In the terrace pressurizing operation (S120), a pair of terrace arrangement members 110 may contact one side and the other side of the first terrace region 14a or may pressurize the one side and the other side thereof.

In an embodiment, the terrace pressurizing operation (S120) may be performed after the terrace arrangement operation (S110) is completed.

In the terrace pressurizing operation (S120), a pair of terrace arrangement members 110 may pressurize the first terrace region 14a in opposite directions. For example, among the pair of terrace arrangement members 110, each of the terrace arrangement members 110 may move in a direction closer to the first terrace region 14a. In this case, the first terrace region 14a may be pressurized by the pair of terrace arrangement members 110.

FIG. 14 schematically illustrates an arrangement method of a battery cell assembly based on another embodiment of the present disclosure.

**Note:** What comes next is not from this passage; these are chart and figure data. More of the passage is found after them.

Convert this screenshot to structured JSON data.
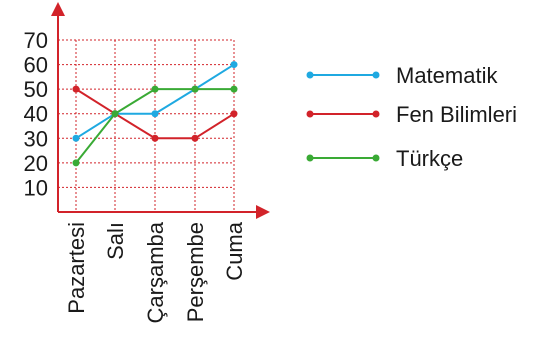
{
  "chart_data": {
    "type": "line",
    "categories": [
      "Pazartesi",
      "Salı",
      "Çarşamba",
      "Perşembe",
      "Cuma"
    ],
    "yticks": [
      10,
      20,
      30,
      40,
      50,
      60,
      70
    ],
    "ylim": [
      0,
      70
    ],
    "grid": true,
    "legend_position": "right",
    "series": [
      {
        "name": "Matematik",
        "color": "#1fa9e1",
        "values": [
          30,
          40,
          40,
          50,
          60
        ]
      },
      {
        "name": "Fen Bilimleri",
        "color": "#d2232a",
        "values": [
          50,
          40,
          30,
          30,
          40
        ]
      },
      {
        "name": "Türkçe",
        "color": "#3aaa35",
        "values": [
          20,
          40,
          50,
          50,
          50
        ]
      }
    ],
    "axis_color": "#d2232a",
    "grid_color": "#d2232a"
  }
}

As shown in FIG. 3, FIG. 4 and FIG. 14, in an embodiment, the terrace pressurizing operation (S120) may include a moving operation (S130) of moving the plurality of terrace arrangement members 110 in a state in which the terrace region 14 (see FIG. 1) is pressurized by the plurality of terrace arrangement members 110.

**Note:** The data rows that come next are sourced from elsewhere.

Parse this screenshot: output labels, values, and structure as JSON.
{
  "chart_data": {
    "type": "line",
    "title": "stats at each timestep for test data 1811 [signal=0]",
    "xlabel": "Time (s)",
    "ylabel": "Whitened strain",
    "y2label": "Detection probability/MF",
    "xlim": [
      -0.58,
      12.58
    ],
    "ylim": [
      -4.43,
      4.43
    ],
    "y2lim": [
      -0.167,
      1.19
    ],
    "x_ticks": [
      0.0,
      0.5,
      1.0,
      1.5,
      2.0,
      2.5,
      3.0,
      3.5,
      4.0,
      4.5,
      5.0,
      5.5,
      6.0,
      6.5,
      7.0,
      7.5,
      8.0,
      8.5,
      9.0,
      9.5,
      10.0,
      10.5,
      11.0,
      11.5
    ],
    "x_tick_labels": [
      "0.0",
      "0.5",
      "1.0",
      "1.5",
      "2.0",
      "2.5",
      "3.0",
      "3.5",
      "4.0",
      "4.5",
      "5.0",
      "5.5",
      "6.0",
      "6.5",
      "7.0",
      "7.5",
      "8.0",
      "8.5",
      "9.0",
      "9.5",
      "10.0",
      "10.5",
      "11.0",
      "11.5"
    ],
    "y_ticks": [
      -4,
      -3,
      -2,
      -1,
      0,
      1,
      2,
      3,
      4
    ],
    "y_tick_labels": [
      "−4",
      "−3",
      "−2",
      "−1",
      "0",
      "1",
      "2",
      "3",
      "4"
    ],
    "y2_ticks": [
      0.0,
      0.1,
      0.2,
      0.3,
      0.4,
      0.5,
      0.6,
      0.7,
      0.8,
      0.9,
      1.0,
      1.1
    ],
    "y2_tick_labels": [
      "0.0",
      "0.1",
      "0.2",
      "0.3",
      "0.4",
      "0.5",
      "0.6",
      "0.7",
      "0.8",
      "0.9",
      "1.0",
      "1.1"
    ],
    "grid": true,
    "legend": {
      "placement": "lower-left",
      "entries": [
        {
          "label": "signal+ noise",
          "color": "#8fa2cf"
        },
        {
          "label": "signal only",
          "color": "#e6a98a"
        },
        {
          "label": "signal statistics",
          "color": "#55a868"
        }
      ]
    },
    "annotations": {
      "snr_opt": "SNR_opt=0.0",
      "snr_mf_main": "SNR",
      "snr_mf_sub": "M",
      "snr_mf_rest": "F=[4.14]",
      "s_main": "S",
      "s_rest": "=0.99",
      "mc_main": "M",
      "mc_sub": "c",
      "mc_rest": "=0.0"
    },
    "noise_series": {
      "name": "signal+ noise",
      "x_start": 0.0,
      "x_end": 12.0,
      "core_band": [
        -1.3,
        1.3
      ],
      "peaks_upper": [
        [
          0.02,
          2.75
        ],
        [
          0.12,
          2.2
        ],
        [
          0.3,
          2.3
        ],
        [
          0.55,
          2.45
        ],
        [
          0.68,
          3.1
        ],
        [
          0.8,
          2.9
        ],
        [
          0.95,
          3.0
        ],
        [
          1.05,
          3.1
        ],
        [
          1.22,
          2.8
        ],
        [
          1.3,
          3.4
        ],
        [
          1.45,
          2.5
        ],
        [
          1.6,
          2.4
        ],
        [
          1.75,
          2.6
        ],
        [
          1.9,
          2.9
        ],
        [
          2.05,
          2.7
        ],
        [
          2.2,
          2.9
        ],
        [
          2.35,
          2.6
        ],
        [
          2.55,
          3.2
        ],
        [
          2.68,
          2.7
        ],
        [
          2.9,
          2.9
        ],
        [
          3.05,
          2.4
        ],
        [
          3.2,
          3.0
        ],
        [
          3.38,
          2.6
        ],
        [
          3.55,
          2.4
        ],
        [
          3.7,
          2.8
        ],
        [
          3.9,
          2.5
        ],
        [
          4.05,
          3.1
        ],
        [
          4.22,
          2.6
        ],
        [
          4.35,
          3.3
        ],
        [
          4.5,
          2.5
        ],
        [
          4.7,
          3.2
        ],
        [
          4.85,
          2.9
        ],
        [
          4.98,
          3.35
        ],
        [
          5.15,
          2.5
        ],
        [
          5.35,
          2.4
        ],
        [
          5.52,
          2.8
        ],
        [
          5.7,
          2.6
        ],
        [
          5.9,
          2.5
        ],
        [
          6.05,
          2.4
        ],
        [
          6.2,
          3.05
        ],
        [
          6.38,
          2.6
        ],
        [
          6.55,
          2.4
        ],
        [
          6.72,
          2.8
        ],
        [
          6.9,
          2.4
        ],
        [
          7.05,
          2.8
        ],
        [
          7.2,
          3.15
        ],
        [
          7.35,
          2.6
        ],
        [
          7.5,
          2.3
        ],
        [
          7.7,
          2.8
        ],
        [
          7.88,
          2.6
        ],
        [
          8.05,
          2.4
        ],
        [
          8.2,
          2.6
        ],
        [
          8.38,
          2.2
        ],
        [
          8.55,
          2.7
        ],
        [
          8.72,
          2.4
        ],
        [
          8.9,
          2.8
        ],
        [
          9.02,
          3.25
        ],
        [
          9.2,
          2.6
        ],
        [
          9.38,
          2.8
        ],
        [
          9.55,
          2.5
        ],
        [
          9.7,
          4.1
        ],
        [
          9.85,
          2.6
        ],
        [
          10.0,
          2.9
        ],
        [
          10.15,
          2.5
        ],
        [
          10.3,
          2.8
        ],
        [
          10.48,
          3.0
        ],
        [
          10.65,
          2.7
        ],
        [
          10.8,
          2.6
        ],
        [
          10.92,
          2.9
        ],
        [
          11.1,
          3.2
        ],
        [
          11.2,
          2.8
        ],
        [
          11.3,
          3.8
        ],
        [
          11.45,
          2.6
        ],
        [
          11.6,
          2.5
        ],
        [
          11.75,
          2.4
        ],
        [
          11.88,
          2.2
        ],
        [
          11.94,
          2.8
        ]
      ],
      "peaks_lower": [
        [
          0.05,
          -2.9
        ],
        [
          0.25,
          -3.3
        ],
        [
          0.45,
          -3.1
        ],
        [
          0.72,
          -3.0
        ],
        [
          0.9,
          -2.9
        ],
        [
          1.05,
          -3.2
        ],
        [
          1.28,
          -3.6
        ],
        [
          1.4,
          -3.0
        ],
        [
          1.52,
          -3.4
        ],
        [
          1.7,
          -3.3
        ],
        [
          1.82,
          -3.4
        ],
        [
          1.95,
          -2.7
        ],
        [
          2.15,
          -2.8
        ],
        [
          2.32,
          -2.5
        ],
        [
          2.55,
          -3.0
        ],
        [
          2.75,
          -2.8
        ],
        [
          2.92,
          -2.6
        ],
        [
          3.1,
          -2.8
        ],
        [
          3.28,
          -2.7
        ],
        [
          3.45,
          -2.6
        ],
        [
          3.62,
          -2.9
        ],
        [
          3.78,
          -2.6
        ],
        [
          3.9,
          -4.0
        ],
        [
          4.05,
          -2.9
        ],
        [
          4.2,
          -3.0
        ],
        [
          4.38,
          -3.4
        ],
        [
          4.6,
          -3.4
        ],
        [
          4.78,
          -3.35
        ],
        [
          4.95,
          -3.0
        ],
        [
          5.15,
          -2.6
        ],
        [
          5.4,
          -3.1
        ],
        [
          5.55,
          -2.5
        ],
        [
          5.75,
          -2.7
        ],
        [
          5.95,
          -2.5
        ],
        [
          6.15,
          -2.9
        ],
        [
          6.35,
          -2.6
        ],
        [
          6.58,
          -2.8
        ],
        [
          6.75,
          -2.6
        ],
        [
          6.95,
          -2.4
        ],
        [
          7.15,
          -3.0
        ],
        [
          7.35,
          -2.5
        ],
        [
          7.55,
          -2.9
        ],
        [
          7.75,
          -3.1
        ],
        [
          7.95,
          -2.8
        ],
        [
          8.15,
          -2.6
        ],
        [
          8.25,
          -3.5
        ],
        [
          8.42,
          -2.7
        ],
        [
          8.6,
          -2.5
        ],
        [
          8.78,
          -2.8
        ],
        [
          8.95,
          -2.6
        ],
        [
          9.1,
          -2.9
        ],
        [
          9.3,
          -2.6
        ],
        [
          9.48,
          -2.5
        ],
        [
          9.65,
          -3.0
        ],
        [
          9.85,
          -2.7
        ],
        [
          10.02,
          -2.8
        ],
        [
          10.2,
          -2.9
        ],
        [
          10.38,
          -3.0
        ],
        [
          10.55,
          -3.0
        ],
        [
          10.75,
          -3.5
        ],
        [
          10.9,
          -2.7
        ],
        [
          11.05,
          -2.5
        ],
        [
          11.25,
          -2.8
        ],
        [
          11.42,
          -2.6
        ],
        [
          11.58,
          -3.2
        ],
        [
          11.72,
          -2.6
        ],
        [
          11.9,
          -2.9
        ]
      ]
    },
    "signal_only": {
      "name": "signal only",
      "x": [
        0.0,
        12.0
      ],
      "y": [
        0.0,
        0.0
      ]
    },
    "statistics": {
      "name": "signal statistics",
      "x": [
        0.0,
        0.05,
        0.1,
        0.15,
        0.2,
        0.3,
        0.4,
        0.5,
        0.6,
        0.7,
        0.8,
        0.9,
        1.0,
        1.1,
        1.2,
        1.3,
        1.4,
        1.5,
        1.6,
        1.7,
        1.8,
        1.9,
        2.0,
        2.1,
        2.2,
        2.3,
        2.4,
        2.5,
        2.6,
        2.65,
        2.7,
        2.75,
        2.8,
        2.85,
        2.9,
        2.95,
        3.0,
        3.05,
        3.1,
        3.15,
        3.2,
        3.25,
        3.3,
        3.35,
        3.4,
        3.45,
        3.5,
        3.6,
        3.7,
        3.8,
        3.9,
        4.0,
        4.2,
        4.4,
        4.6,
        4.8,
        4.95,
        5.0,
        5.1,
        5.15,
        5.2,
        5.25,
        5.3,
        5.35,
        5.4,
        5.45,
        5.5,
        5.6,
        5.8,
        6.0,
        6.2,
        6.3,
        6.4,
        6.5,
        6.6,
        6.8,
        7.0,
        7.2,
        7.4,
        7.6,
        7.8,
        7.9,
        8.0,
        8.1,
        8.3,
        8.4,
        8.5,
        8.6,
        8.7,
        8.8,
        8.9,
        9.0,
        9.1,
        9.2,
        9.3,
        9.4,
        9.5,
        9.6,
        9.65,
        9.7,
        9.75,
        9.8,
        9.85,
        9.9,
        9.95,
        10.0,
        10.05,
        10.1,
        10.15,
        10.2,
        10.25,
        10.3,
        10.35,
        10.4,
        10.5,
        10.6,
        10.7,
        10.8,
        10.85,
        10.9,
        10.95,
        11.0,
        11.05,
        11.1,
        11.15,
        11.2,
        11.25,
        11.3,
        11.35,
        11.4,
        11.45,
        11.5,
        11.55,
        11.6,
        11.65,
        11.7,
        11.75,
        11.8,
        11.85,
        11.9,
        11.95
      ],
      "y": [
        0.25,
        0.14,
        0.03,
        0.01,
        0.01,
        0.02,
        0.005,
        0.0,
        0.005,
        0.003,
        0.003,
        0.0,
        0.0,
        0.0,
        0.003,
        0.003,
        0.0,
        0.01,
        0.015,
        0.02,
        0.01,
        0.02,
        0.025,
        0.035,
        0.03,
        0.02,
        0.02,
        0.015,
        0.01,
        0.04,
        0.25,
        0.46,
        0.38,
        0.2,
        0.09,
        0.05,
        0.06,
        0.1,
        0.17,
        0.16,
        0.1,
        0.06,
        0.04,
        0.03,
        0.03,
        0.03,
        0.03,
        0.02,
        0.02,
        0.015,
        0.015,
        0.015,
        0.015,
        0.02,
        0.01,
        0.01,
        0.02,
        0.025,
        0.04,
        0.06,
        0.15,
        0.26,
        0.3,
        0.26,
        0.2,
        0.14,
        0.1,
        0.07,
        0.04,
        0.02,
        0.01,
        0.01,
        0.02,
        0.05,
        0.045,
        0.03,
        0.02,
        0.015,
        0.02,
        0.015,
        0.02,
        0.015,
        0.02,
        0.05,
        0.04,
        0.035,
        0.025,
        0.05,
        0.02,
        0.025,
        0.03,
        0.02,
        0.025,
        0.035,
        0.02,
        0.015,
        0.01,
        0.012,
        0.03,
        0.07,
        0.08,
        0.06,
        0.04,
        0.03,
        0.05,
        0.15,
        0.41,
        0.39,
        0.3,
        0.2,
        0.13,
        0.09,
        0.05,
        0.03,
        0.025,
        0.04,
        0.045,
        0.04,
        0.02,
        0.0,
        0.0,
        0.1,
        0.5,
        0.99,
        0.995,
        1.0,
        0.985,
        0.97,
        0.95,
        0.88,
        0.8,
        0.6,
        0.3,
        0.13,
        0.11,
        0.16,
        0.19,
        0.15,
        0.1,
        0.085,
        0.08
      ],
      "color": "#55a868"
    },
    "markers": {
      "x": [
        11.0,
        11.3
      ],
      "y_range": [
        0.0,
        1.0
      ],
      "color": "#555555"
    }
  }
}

In the moving operation (S130), the plurality of terrace arrangement members 110 may be moved in the second direction D2 and the third direction D3 in a state in which the first terrace region 14a is pressurized. The plurality of terrace arrangement members 110 may be moved in the same direction. Accordingly, the first terrace region 14a may be moved in the second direction D2 and the third direction D3 in state of being interposed between the plurality of terrace arrangement members 110 or in a state of being pressurized by the plurality of terrace arrangement members 110. According to the moving operation (S130), compressive residual stress may be applied to the first terrace region 14a. Therefore, occurrence of a springback phenomenon of the external material (11 of FIG. 1) may be prevented. Due to the suppression of the occurrence of the springback, the quality of the battery cell 10 and the battery cell assembly 1 may be improved.

The contents described above are merely examples of applying the principles of the present disclosure, and other components may be further included or substituted and applied without departing from the scope of the present disclosure.